Scala 2.12 can automatically convert a lambda expression to an interface. E.g, I'm using:
import org.apache.kafka.common.serialization.{Deserializer, Serde, Serializer}
import scalapb.GeneratedMessageCompanion
class ProtoSerde[A <: scalapb.GeneratedMessage](implicit companion: GeneratedMessageCompanion[A])
extends Serde[A] {
override def serializer(): Serializer[A] = (_: String, data: A) => data.toByteArray
override def deserializer(): Deserializer[A] = (_: String, data: Array[Byte]) => companion.parseFrom(data)
}
Will it automatically cache the instance of the created objects, so that a new object isn't allocated on every call. I.e. I want:
import org.apache.kafka.common.serialization.{Deserializer, Serde, Serializer}
import scalapb.GeneratedMessageCompanion
class ProtoSerde[A <: scalapb.GeneratedMessage](implicit companion: GeneratedMessageCompanion[A])
extends Serde[A] {
lazy val _serializer: Serializer[A] = (_: String, data: A) => data.toByteArray
lazy val _deserializer: Deserializer[A] = (_: String, data: Array[Byte]) => companion.parseFrom(data)
override def serializer(): Serializer[A] = _serializer
override def deserializer(): Deserializer[A] = _deserializer
}
Will the compiler perform this optimization automatically, or do I have to do it myself?
def is not memoized to calling it will recompute value every time. It might be later optimized by JIT compiler.

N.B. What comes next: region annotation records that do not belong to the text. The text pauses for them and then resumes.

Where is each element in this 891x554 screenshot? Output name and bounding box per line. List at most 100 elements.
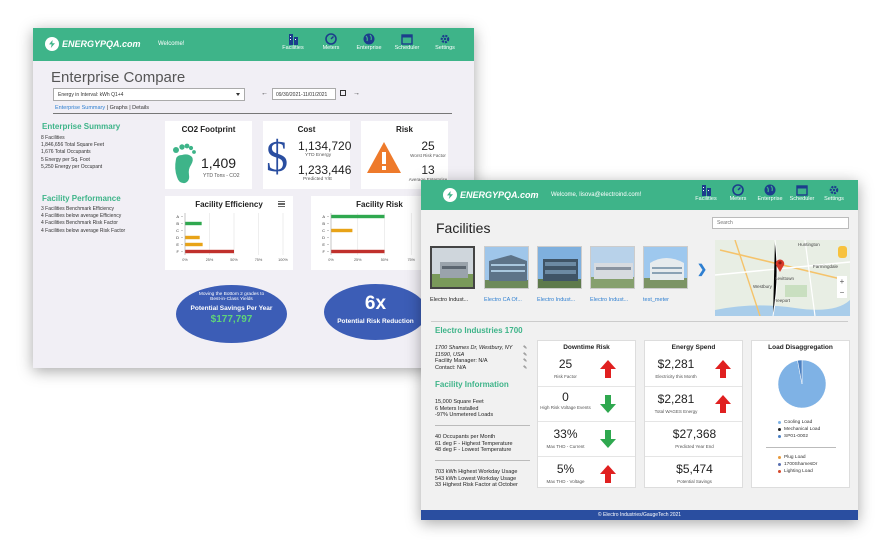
x-tick-label: 100%	[278, 258, 288, 262]
facility-photo	[432, 248, 473, 287]
list-item: 33 Highest Risk Factor at October	[435, 482, 518, 488]
ytd-energy-label: YTD Energy	[305, 153, 332, 158]
list-item: 5,250 Energy per Occupant	[41, 163, 103, 170]
facility-thumb-5[interactable]	[643, 246, 688, 289]
divider	[53, 113, 452, 114]
nav-enterprise[interactable]: Enterprise	[757, 184, 783, 202]
nav-settings[interactable]: Settings	[432, 33, 458, 51]
facility-thumb-3[interactable]	[537, 246, 582, 289]
facility-map[interactable]: Huntington Farmingdale Westbury Freeport…	[715, 240, 850, 316]
calendar-icon	[401, 34, 413, 45]
x-tick-label: 25%	[354, 258, 362, 262]
facility-address: 1700 Shames Dr, Westbury, NY 11590, USA	[435, 345, 512, 358]
y-tick-label: E	[176, 242, 179, 247]
zoom-in-button[interactable]: +	[837, 276, 847, 287]
kpi-label: Potential Savings	[677, 479, 712, 484]
map-zoom-controls[interactable]: + −	[837, 276, 847, 298]
energypqa-logo[interactable]: ENERGYPQA.com	[443, 188, 539, 202]
date-range-input[interactable]: 09/30/2021-11/01/2021	[272, 88, 336, 100]
edit-icons: ✎ ✎ ✎ ✎	[523, 345, 527, 371]
bar[interactable]	[185, 242, 203, 247]
green-down-arrow-icon	[600, 430, 616, 448]
list-item: 5 Energy per Sq. Foot	[41, 156, 90, 163]
card-title: CO2 Footprint	[181, 125, 236, 134]
load-pie-chart	[777, 359, 827, 409]
legend-dot	[778, 463, 781, 466]
thumb-caption-1[interactable]: Electro Indust...	[430, 297, 482, 303]
metric-select[interactable]: Energy in Interval: kWh Q1+4	[53, 88, 245, 101]
kpi-value: 5%	[556, 462, 575, 476]
y-tick-label: A	[176, 214, 179, 219]
enterprise-summary-list: 8 Facilities 1,846,656 Total Square Feet…	[41, 135, 104, 171]
calendar-picker-icon[interactable]	[340, 90, 346, 96]
tab-enterprise-summary[interactable]: Enterprise Summary	[55, 105, 105, 111]
list-item: 3 Facilities Benchmark Efficiency	[41, 206, 114, 212]
kpi-row: $27,368 Predicted Year End	[645, 422, 742, 457]
thumb-caption-5[interactable]: test_meter	[643, 297, 695, 303]
search-input[interactable]	[712, 217, 849, 229]
nav-meters[interactable]: Meters	[318, 33, 344, 51]
x-tick-label: 50%	[381, 258, 389, 262]
facility-thumb-2[interactable]	[484, 246, 529, 289]
y-tick-label: F	[323, 249, 326, 254]
tab-graphs-details[interactable]: | Graphs | Details	[105, 105, 149, 111]
energypqa-logo[interactable]: ENERGYPQA.com	[45, 37, 141, 51]
legend-item: Lighting Load	[778, 469, 813, 474]
map-label: Levittown	[775, 276, 795, 281]
risk-reduction-label: Potential Risk Reduction	[337, 318, 414, 325]
red-up-arrow-icon	[600, 360, 616, 378]
average-risk-value: 13	[421, 163, 435, 177]
risk-reduction-value: 6x	[364, 293, 387, 314]
bar[interactable]	[331, 228, 353, 233]
bar[interactable]	[185, 249, 234, 254]
edit-manager-icon[interactable]: ✎	[523, 358, 527, 365]
nav-facilities[interactable]: Facilities	[280, 33, 306, 51]
map-pin-icon[interactable]	[775, 258, 785, 272]
date-prev-arrow-icon[interactable]: ←	[261, 90, 268, 97]
load-disaggregation-card: Load Disaggregation Cooling Load Mechani…	[751, 340, 850, 488]
thumb-caption-2[interactable]: Electro CA Of...	[484, 297, 536, 303]
facility-photo	[538, 247, 581, 288]
street-view-icon[interactable]	[838, 246, 847, 258]
list-item: 1,846,656 Total Square Feet	[41, 142, 105, 149]
thumb-caption-4[interactable]: Electro Indust...	[590, 297, 642, 303]
gear-icon	[440, 34, 450, 44]
bar[interactable]	[185, 235, 200, 240]
page-title: Facilities	[436, 220, 491, 236]
divider	[766, 447, 836, 448]
facility-information-heading: Facility Information	[435, 380, 509, 389]
nav-settings[interactable]: Settings	[822, 184, 846, 202]
nav-enterprise[interactable]: Enterprise	[356, 33, 382, 51]
menu-icon[interactable]	[278, 201, 285, 207]
facility-efficiency-card: Facility Efficiency 0% 25% 50% 75% 100% A B C D E…	[165, 196, 293, 270]
nav-facilities[interactable]: Facilities	[694, 184, 718, 202]
facility-thumb-4[interactable]	[590, 246, 635, 289]
map-label: Huntington	[798, 242, 820, 247]
welcome-text: Welcome, lisova@electroind.com!	[551, 192, 642, 198]
bar[interactable]	[331, 249, 385, 254]
top-nav: Facilities Meters Enterprise Scheduler S…	[694, 184, 846, 202]
facility-thumb-1[interactable]	[430, 246, 475, 289]
zoom-out-button[interactable]: −	[837, 287, 847, 298]
facility-photo	[485, 247, 528, 288]
kpi-value: $2,281	[657, 392, 695, 406]
divider	[431, 321, 848, 322]
kpi-value: 33%	[553, 427, 578, 441]
bar[interactable]	[331, 214, 385, 219]
nav-meters[interactable]: Meters	[726, 184, 750, 202]
edit-address-icon[interactable]: ✎	[523, 345, 527, 352]
gear-icon	[829, 185, 839, 195]
bar[interactable]	[185, 221, 202, 226]
nav-scheduler[interactable]: Scheduler	[790, 184, 814, 202]
x-tick-label: 0%	[182, 258, 188, 262]
y-tick-label: C	[176, 228, 179, 233]
kpi-value: $5,474	[676, 462, 713, 476]
card-title: Facility Efficiency	[195, 200, 263, 209]
nav-scheduler[interactable]: Scheduler	[394, 33, 420, 51]
legend-item: 1700ShamesDr	[778, 462, 817, 467]
thumb-caption-3[interactable]: Electro Indust...	[537, 297, 589, 303]
chevron-right-icon[interactable]: ❯	[697, 262, 707, 276]
edit-contact-icon[interactable]: ✎	[523, 365, 527, 372]
calendar-icon	[796, 185, 808, 196]
date-next-arrow-icon[interactable]: →	[353, 90, 360, 97]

But there's a simpler solution to make properties of class memoized. Scala allows changing def to val while you override parent methods. It is also possible to add lazy modifier on extending class:
class ProtoSerde[A <: scalapb.GeneratedMessage](implicit companion: GeneratedMessageCompanion[A])
extends Serde[A] {
override lazy val serializer: Serializer[A] = (_: String, data: A) => data.toByteArray
override lazy val deserializer: Deserializer[A] = (_: String, data: Array[Byte]) => companion.parseFrom(data)
}